Mayjen Eddy menegaskan, semua oknum tentara yang terlibat akan diproses hukum.

"Semua yang terlibat, apabila ditemukan ada oknum yang terlibat, semua nanti akan diproses sesuai hukum yang berlaku. Apabila ditemukan dari satuan lain, instansi lain, tidak akan ada yang ditutupi, semua akan diproses," ucap Mayjen Eddy Rate Muis seperti dikutip dari video Youtube KompasTV, Sabtu (29/8/2020).

"Jadi tidak ada yang akan lolos, biarkanlah tim bekerja dulu. Kalau memang terbukti, sudah terbukti semua, pasti akan dijerat dengan UU berlaku," tambah dia.

Baca juga: Kronologi Massa Serang Polsek Ciracas, Pertokoan, hingga Warga Dipicu Hoaks yang Disebar Oknum TNI

Penyerangan tersebut diduga dipicu berita bohong atau hoaks provokasi oleh oknum anggota TNI berinisial MI kepada rekan seangkatan.

Mayjen Eddy mengatakan, pihaknya akan memastikan soal informasi kabar bohong tersebut. Jika memang terbukti menyebar hoaks, pelaku bisa dijerat UU ITE.

"Apakah kasus ini akibat adanya berita ataupun isu hoaks, jadi kita masih bekerja, kita cari semua berita berita tersebut. Kalau memang terbukti ada berita hoaks, inu tentunya akan dijerat dengan undang-undang yang ada yaitu UU masalah ITE, hukumannya cukup lumayan," kata Eddy.

Anarkistis

Penyerangan tersebut berujung pada pembakaran dua unit mobil yang berada di area parkir Mapolsek Ciracas, salah satunya merupakan mobil Wakapolsek Ciracas.
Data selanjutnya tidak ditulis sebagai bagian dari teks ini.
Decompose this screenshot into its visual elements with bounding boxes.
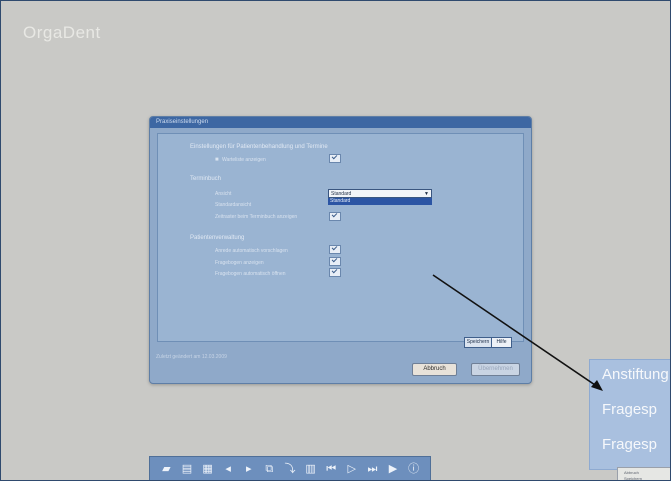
last-icon[interactable]: ⏭ <box>367 463 378 474</box>
end-icon[interactable]: ▶ <box>388 463 399 474</box>
calendar-icon[interactable]: ▥ <box>305 463 316 474</box>
next-icon[interactable]: ▷ <box>346 463 357 474</box>
forward-icon[interactable]: ▸ <box>243 463 254 474</box>
copy-icon[interactable]: ⧉ <box>264 463 275 474</box>
save-icon[interactable]: ▤ <box>181 463 192 474</box>
first-icon[interactable]: ⏮ <box>326 463 337 474</box>
bottom-toolbar: ▰ ▤ ▦ ◂ ▸ ⧉ ⤵ ▥ ⏮ ▷ ⏭ ▶ ⓘ <box>149 456 431 480</box>
new-icon[interactable]: ▰ <box>161 463 172 474</box>
export-icon[interactable]: ⤵ <box>284 463 295 474</box>
info-icon[interactable]: ⓘ <box>408 463 419 474</box>
annotation-arrow <box>432 274 603 391</box>
print-icon[interactable]: ▦ <box>202 463 213 474</box>
back-icon[interactable]: ◂ <box>223 463 234 474</box>
application-screen: OrgaDent Praxiseinstellungen Einstellung… <box>0 0 671 481</box>
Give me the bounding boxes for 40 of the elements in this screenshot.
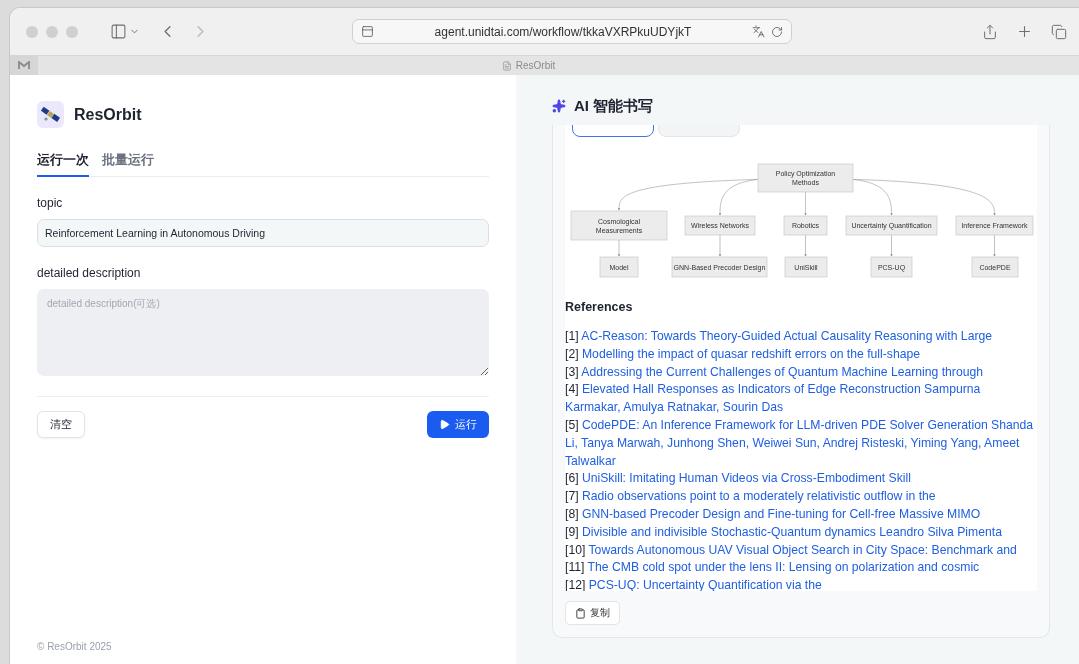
copy-button[interactable]: 复制 bbox=[565, 601, 620, 625]
clipboard-icon bbox=[575, 607, 586, 619]
translate-icon[interactable] bbox=[752, 25, 765, 38]
tab-title: ResOrbit bbox=[515, 60, 556, 71]
share-icon[interactable] bbox=[982, 23, 998, 40]
copyright-text: © ResOrbit 2025 bbox=[37, 641, 113, 652]
references-heading: References bbox=[565, 300, 634, 314]
description-field[interactable]: detailed description(可选) bbox=[37, 289, 489, 376]
app-name: ResOrbit bbox=[74, 105, 142, 124]
reference-entry[interactable]: [12] PCS-UQ: Uncertainty Quantification via the bbox=[565, 577, 1037, 592]
topic-field[interactable]: Reinforcement Learning in Autonomous Driving bbox=[37, 219, 489, 247]
play-icon bbox=[439, 419, 450, 430]
sparkle-icon bbox=[552, 99, 566, 113]
address-bar[interactable]: agent.unidtai.com/workflow/tkkaVXRPkuUDYjkT bbox=[352, 19, 792, 44]
reference-entry[interactable]: [10] Towards Autonomous UAV Visual Object Search in City Space: Benchmark and bbox=[565, 541, 1037, 560]
reference-entry[interactable]: [3] Addressing the Current Challenges of Quantum Machine Learning through bbox=[565, 363, 1037, 382]
reference-entry[interactable]: [1] AC-Reason: Towards Theory-Guided Actual Causality Reasoning with Large bbox=[565, 328, 1037, 346]
reference-entry[interactable]: [5] CodePDE: An Inference Framework for LLM-driven PDE Solver Generation Shanda Li, Tanya Marwah, Junhong Shen, Weiwei Sun, Andrej Risteski, Yiming Yang, Ameet Talwalkar bbox=[565, 417, 1037, 471]
tab-overview-icon[interactable] bbox=[1051, 23, 1067, 40]
page-icon bbox=[501, 60, 512, 71]
page-menu-icon[interactable] bbox=[361, 25, 374, 38]
clear-button[interactable]: 清空 bbox=[37, 411, 85, 438]
reference-entry[interactable]: [7] Radio observations point to a moderately relativistic outflow in the bbox=[565, 488, 1037, 506]
reference-entry[interactable]: [11] The CMB cold spot under the lens II: Lensing on polarization and cosmic bbox=[565, 559, 1037, 578]
reference-entry[interactable]: [2] Modelling the impact of quasar redshift errors on the full-shape bbox=[565, 345, 1037, 364]
field-label: topic bbox=[37, 196, 64, 210]
run-button[interactable]: 运行 bbox=[427, 411, 489, 438]
pinned-tab[interactable] bbox=[10, 55, 38, 76]
reload-icon[interactable] bbox=[771, 25, 783, 38]
sidebar-icon[interactable] bbox=[110, 23, 127, 40]
mode-tab[interactable]: 运行一次 bbox=[37, 151, 89, 177]
reference-entry[interactable]: [4] Elevated Hall Responses as Indicators of Edge Reconstruction Sampurna Karmakar, Amulya Ratnakar, Sourin Das bbox=[565, 381, 1037, 417]
reference-entry[interactable]: [8] GNN-based Precoder Design and Fine-tuning for Cell-free Massive MIMO bbox=[565, 505, 1037, 524]
field-label: detailed description bbox=[37, 266, 142, 280]
reference-entry[interactable]: [6] UniSkill: Imitating Human Videos via Cross-Embodiment Skill bbox=[565, 470, 1037, 489]
panel-title: AI 智能书写 bbox=[574, 96, 654, 116]
mode-tab[interactable]: 批量运行 bbox=[102, 151, 154, 177]
mail-logo-icon bbox=[18, 61, 30, 70]
reference-entry[interactable]: [9] Divisible and indivisible Stochastic-Quantum dynamics Leandro Silva Pimenta bbox=[565, 523, 1037, 542]
new-tab-icon[interactable] bbox=[1016, 23, 1033, 40]
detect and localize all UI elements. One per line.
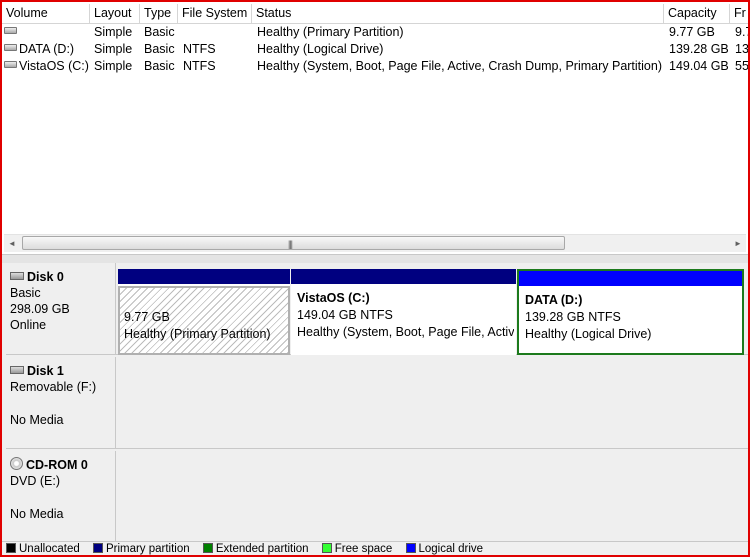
legend-label: Extended partition: [215, 543, 309, 555]
volume-name: VistaOS (C:): [19, 59, 89, 73]
volume-row[interactable]: DATA (D:) Simple Basic NTFS Healthy (Log…: [2, 41, 748, 58]
disk-management-window: Volume Layout Type File System Status Ca…: [0, 0, 750, 557]
partition-unlabeled[interactable]: 9.77 GB Healthy (Primary Partition): [118, 269, 290, 355]
volume-layout: Simple: [94, 25, 133, 39]
partition-status: Healthy (Primary Partition): [124, 327, 271, 341]
column-header-capacity[interactable]: Capacity: [664, 4, 730, 23]
cd-rom-icon: [10, 457, 23, 471]
legend-swatch: [405, 542, 416, 553]
partition-data-d[interactable]: DATA (D:) 139.28 GB NTFS Healthy (Logica…: [517, 269, 744, 355]
disk-1-partitions: [116, 357, 748, 449]
disk-state: No Media: [10, 507, 64, 521]
partition-bar: [519, 271, 742, 286]
disk-state: Online: [10, 318, 47, 332]
removable-disk-icon: [10, 365, 24, 374]
volume-status: Healthy (Logical Drive): [257, 42, 384, 56]
disk-kind: DVD (E:): [10, 474, 60, 488]
legend-swatch: [92, 542, 103, 553]
volume-free-space: 55: [735, 59, 748, 73]
scroll-left-arrow-icon[interactable]: ◄: [4, 235, 20, 252]
legend-item: Extended partition: [199, 542, 309, 555]
partition-bar: [291, 269, 516, 284]
legend-label: Free space: [334, 543, 393, 555]
column-header-type[interactable]: Type: [140, 4, 178, 23]
legend-swatch: [202, 542, 213, 553]
partition-bar: [118, 269, 290, 284]
volume-status: Healthy (System, Boot, Page File, Active…: [257, 59, 662, 73]
volume-icon: [4, 61, 17, 69]
volume-row[interactable]: Simple Basic Healthy (Primary Partition)…: [2, 24, 748, 41]
legend-label: Logical drive: [418, 543, 484, 555]
partition-size: 149.04 GB NTFS: [297, 308, 393, 322]
partition-status: Healthy (System, Boot, Page File, Active…: [297, 325, 514, 339]
column-header-volume[interactable]: Volume: [2, 4, 90, 23]
partition-size: 9.77 GB: [124, 310, 170, 324]
volume-list-header: Volume Layout Type File System Status Ca…: [2, 4, 748, 24]
column-header-free-space[interactable]: Fr: [730, 4, 748, 23]
disk-kind: Basic: [10, 286, 41, 300]
partition-size: 139.28 GB NTFS: [525, 310, 621, 324]
volume-type: Basic: [144, 25, 175, 39]
partition-status: Healthy (Logical Drive): [525, 327, 652, 341]
legend: Unallocated Primary partition Extended p…: [2, 541, 748, 555]
legend-label: Primary partition: [105, 543, 190, 555]
volume-file-system: NTFS: [183, 42, 216, 56]
partition-vistaos-c[interactable]: VistaOS (C:) 149.04 GB NTFS Healthy (Sys…: [291, 269, 516, 355]
column-header-file-system[interactable]: File System: [178, 4, 252, 23]
hard-disk-icon: [10, 271, 24, 280]
disk-0-label[interactable]: Disk 0 Basic 298.09 GB Online: [6, 263, 116, 355]
disk-kind: Removable (F:): [10, 380, 97, 394]
disk-0-partitions: 9.77 GB Healthy (Primary Partition) Vist…: [116, 263, 748, 355]
legend-item: Unallocated: [2, 542, 80, 555]
disk-name: CD-ROM 0: [26, 458, 88, 472]
volume-row[interactable]: VistaOS (C:) Simple Basic NTFS Healthy (…: [2, 58, 748, 75]
volume-type: Basic: [144, 59, 175, 73]
volume-file-system: NTFS: [183, 59, 216, 73]
partition-body: 9.77 GB Healthy (Primary Partition): [118, 286, 290, 355]
partition-title: DATA (D:): [525, 293, 583, 307]
partition-title: VistaOS (C:): [297, 291, 370, 305]
disk-name: Disk 1: [27, 364, 64, 378]
horizontal-scrollbar[interactable]: ◄ ||| ►: [4, 234, 746, 252]
volume-free-space: 9.7: [735, 25, 748, 39]
disk-graphical-view: Disk 0 Basic 298.09 GB Online 9.77 GB He…: [2, 263, 748, 543]
column-header-layout[interactable]: Layout: [90, 4, 140, 23]
grip-icon: |||: [288, 239, 293, 249]
cdrom-0-label[interactable]: CD-ROM 0 DVD (E:) No Media: [6, 451, 116, 543]
column-header-status[interactable]: Status: [252, 4, 664, 23]
partition-title: [124, 292, 284, 309]
volume-icon: [4, 44, 17, 52]
volume-name: DATA (D:): [19, 42, 75, 56]
legend-item: Primary partition: [89, 542, 190, 555]
disk-state: No Media: [10, 413, 64, 427]
volume-status: Healthy (Primary Partition): [257, 25, 404, 39]
volume-free-space: 13: [735, 42, 748, 56]
volume-capacity: 149.04 GB: [669, 59, 729, 73]
volume-type: Basic: [144, 42, 175, 56]
scrollbar-thumb[interactable]: |||: [22, 236, 565, 250]
disk-size: 298.09 GB: [10, 302, 70, 316]
legend-item: Logical drive: [402, 542, 484, 555]
disk-name: Disk 0: [27, 270, 64, 284]
legend-swatch: [6, 542, 16, 553]
volume-layout: Simple: [94, 59, 133, 73]
legend-swatch: [321, 542, 332, 553]
legend-item: Free space: [318, 542, 393, 555]
legend-label: Unallocated: [19, 543, 80, 555]
volume-layout: Simple: [94, 42, 133, 56]
disk-1-label[interactable]: Disk 1 Removable (F:) No Media: [6, 357, 116, 449]
volume-icon: [4, 27, 17, 35]
scroll-right-arrow-icon[interactable]: ►: [730, 235, 746, 252]
volume-capacity: 9.77 GB: [669, 25, 715, 39]
volume-file-system: [183, 24, 252, 41]
volume-capacity: 139.28 GB: [669, 42, 729, 56]
cdrom-0-partitions: [116, 451, 748, 543]
partition-body: DATA (D:) 139.28 GB NTFS Healthy (Logica…: [521, 288, 740, 350]
partition-body: VistaOS (C:) 149.04 GB NTFS Healthy (Sys…: [293, 286, 514, 352]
Kebakaran mobil tersebut berhasil dipadamkan sehingga tak membakar seluruhnya.

Tak hanya membakar mobil, massa juga merusak satu kendaraan operasional polisi dan satu unit bus Polri.

Selang beberapa jam usai penyerangan tersebut, Kapolda Metro Jaya Irjen Nana dan Pangdam Jaya Mayjen TNI Dudung Abdurachman didampingi jajarannya langsung mengecek lokasi.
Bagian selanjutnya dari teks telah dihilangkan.